From the aspirin group.

  • Demographics: Age 55 years, male 55%
  • Baseline health data: BMI <30 61%
  • Enrollment event: DVT 57%, PE 27%, both 14%
  • Length of anticoagulation treatment:
    • <3 months: 1%
    • 3-6 months: 28%
    • 6 to 12 months: 63%
    • ≥12 months: 8%
  • Time from completing anticoagulation therapy until randomization:
    • ≤1 day: 37%
    • 1-7 days: 17%
    • 7-30 days: 21%
    • >30 days: 25%
  • Anticoagulation: LMWH 1%, warfarin 83%, other (vitamin K antagonists, direct thrombin inhibitors, or factor Xa inhibitors) 15%

Interventions

  • Random assignment with stratification to center and length of anticoagulation to aspirin 100mg enteric coated caplets daily or placebo
  • Patients were asked to take the therapy for at least two years though it was capped at four years
    • Of note, the median length on the study medication was 27.2 months

Outcomes

Comparisons are aspirin vs. placebo.

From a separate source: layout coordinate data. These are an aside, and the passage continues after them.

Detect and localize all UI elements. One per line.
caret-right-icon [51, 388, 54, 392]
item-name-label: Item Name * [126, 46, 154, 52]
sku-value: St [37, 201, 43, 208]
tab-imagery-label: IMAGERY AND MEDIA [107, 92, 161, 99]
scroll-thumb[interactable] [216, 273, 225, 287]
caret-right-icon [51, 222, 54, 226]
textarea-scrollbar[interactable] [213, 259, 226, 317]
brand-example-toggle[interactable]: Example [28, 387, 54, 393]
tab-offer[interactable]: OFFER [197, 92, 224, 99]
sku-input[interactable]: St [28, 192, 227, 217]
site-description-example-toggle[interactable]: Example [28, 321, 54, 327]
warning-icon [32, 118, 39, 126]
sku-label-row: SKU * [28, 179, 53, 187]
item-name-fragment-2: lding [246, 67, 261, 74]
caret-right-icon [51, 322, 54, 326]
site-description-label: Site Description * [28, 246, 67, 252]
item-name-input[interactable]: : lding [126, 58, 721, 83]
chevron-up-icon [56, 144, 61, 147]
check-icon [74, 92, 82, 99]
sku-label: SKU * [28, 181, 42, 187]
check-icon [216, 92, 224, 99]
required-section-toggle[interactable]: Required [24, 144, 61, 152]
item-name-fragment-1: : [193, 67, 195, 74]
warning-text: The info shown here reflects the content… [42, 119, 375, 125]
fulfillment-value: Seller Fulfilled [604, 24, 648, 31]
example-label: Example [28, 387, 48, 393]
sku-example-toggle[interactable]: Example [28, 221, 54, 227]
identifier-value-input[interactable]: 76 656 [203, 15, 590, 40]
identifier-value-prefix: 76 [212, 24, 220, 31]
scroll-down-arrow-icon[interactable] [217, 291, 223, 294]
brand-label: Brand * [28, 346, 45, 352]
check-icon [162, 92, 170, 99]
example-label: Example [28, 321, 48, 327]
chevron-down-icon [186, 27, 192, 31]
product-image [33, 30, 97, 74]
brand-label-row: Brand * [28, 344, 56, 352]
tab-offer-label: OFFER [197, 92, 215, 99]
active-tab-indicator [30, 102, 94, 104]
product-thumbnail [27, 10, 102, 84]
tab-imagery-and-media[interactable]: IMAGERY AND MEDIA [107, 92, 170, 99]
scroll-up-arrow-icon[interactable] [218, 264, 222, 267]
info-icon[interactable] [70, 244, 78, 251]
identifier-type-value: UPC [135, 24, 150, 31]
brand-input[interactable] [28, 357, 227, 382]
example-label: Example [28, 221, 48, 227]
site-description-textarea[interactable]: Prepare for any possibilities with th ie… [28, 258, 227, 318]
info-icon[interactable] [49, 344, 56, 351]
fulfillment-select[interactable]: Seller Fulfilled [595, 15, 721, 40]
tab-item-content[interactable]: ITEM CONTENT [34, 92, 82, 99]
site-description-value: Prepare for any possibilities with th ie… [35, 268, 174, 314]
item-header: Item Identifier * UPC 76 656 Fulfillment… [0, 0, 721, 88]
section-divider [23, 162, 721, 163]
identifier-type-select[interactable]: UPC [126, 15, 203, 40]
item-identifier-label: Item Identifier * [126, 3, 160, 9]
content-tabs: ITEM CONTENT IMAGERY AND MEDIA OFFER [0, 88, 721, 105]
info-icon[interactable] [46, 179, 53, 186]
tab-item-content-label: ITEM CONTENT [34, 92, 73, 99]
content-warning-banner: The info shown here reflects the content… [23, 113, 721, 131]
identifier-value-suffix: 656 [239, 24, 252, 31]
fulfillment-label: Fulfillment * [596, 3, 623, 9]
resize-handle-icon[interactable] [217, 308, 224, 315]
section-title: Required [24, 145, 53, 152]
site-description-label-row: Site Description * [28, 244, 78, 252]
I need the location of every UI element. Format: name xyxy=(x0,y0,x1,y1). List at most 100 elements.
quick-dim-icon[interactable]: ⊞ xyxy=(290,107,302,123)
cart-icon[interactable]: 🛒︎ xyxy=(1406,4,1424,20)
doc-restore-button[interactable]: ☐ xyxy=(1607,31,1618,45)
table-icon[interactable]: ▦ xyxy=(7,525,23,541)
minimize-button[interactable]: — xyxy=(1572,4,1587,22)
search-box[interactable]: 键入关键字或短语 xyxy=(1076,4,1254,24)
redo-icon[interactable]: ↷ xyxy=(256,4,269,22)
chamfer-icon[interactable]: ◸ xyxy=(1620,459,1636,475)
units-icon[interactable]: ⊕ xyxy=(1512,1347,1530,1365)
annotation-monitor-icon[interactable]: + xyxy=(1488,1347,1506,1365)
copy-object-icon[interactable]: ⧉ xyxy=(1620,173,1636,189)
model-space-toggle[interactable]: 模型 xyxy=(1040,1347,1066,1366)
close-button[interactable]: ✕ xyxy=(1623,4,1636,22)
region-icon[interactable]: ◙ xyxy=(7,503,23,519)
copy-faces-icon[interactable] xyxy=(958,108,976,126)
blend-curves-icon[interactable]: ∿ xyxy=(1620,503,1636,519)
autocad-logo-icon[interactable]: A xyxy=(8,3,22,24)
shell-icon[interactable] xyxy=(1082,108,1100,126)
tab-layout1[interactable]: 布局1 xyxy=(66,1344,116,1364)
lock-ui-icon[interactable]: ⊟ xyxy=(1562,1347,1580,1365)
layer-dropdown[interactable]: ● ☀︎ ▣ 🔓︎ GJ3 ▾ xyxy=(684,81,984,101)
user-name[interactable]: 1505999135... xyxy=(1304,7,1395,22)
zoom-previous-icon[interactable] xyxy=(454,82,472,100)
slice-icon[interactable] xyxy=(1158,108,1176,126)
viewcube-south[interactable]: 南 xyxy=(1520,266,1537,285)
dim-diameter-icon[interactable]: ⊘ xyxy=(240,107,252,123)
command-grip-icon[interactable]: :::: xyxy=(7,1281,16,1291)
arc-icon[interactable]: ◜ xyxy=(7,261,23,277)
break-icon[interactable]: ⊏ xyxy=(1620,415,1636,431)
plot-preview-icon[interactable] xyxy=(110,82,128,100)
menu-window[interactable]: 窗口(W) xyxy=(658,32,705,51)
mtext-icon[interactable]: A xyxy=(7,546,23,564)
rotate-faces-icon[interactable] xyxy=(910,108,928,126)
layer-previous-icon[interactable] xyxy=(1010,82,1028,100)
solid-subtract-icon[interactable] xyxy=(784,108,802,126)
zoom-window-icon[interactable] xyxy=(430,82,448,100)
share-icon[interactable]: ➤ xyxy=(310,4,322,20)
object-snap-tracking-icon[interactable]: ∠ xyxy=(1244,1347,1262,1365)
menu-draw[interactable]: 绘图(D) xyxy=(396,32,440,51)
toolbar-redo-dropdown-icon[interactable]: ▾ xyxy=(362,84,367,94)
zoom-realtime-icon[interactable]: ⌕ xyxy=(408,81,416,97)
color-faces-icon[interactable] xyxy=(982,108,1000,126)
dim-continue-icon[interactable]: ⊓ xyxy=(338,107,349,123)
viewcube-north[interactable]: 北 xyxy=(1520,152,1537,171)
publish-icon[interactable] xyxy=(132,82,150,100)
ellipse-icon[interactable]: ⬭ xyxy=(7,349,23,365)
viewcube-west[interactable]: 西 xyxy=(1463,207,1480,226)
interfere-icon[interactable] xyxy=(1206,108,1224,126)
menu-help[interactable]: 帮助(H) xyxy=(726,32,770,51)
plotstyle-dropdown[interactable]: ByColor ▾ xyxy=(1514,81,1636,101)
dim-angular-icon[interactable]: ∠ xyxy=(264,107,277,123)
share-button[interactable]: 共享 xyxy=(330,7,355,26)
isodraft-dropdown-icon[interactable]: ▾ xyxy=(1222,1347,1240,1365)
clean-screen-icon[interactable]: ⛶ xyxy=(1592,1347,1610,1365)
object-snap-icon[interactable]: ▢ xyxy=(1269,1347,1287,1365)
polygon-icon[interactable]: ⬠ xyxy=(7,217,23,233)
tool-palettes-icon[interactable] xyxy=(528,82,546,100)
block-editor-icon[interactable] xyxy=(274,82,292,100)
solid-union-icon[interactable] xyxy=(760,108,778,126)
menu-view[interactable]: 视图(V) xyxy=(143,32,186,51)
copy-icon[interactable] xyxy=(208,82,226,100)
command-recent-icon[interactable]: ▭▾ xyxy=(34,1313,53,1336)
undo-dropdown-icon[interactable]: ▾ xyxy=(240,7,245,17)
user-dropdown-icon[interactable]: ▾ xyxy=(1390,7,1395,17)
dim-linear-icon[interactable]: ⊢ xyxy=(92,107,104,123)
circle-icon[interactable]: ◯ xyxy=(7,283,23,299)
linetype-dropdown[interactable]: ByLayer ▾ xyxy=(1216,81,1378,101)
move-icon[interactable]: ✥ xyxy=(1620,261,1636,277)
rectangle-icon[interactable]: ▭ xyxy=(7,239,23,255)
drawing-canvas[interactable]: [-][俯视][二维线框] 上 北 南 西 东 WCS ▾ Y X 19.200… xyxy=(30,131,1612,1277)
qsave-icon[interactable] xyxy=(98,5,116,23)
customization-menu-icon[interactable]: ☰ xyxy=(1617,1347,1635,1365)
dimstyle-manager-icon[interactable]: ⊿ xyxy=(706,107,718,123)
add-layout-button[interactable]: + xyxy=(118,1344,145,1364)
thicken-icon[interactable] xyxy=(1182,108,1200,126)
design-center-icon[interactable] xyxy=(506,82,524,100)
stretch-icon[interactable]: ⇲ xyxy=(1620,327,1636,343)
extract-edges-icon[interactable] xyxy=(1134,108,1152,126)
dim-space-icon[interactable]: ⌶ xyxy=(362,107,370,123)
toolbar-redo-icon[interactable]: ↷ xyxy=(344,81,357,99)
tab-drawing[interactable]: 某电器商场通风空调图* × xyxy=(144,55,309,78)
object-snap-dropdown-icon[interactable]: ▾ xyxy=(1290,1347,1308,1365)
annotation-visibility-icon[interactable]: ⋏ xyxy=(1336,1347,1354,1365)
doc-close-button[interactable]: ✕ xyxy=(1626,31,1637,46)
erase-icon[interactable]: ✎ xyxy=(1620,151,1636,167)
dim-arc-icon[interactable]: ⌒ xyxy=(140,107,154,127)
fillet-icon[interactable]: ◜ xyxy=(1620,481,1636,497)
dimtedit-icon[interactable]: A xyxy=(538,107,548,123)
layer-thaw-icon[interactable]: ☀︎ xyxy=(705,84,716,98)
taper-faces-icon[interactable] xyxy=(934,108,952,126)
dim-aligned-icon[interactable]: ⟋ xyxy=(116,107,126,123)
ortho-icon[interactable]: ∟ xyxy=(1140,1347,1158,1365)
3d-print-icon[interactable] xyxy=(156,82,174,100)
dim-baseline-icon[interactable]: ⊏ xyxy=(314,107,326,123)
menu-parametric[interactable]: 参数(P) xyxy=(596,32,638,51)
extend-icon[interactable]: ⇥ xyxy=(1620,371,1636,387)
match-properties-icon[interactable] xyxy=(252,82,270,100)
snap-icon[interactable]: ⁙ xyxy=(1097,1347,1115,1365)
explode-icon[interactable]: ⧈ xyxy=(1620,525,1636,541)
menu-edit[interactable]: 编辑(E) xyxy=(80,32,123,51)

Rates are percent per year unless otherwise specified.

Primary Outcome

Recurrent VTE
14% vs. 18% (HR 0.74, 95% CI 0.52-1.05; P=0.09)
DVT: 3.3% vs. 3.8% (HR 0.86; 95% CI 0.56-1.33; P=0.50)
PE: 1.5% vs. 2.7% (HR 0.57; 95% CI 0.32-1.02; P=0.06)
VTE in 1st year: 4.9% vs. 10.6%

Secondary Outcomes

Composite recurrent VTE, MI, CVA, or CV death
5.2% vs. 8.0% (HR 0.66; 95% CI 0.48-0.92; P=0.01)
MI: 2 vs. 6 events (P=NS)
CVA: 4 vs. 5 events (P=NS)
CV mortality: 4 vs 8 events (P=NS)
Mortality
16 vs. 18 events (P=NS)
PE mortality: 1 vs. 1 event (P=NS)
CV mortality: 2 vs. 2 events (P=NS)
Other CV mortality including unknown: 1 vs. 5 events (P=NS)
Cancer mortality: 6 vs. 4 events (P=NS)
Bleeding mortality: 0 vs. 2 events (P=NS)
Other non-CV mortality: 6 vs. 4 events (P=NS)

Subgroup Analysis

There was no difference in the primary outcome for gender, length of AC treatment, age BMI, or VTE type.[4]

Adverse Events

Any bleeding
1.1% vs. 0.6% (HR 1.73; 95% CI 0.72-4.11; P=0.22)
Major: 8 vs. 6 events (P=NS)
Other clinically relevant: 6 vs. 2 events (P=NS)
Hospitalizations
25% vs. 28% (P not specified)
Discontinuation of therapy
11.9% vs. 15.1% (HR 0.79; 95% CI 0.62-1.01; P=0.06)

Criticisms

  • Slow enrollment, didn't reach prespecified 3,000 patients required for their power calculation.
  • High discontinuation rate
  • Effects of aspirin may be sex-dependent[5]

Funding

Industry (Bayer) and public funding.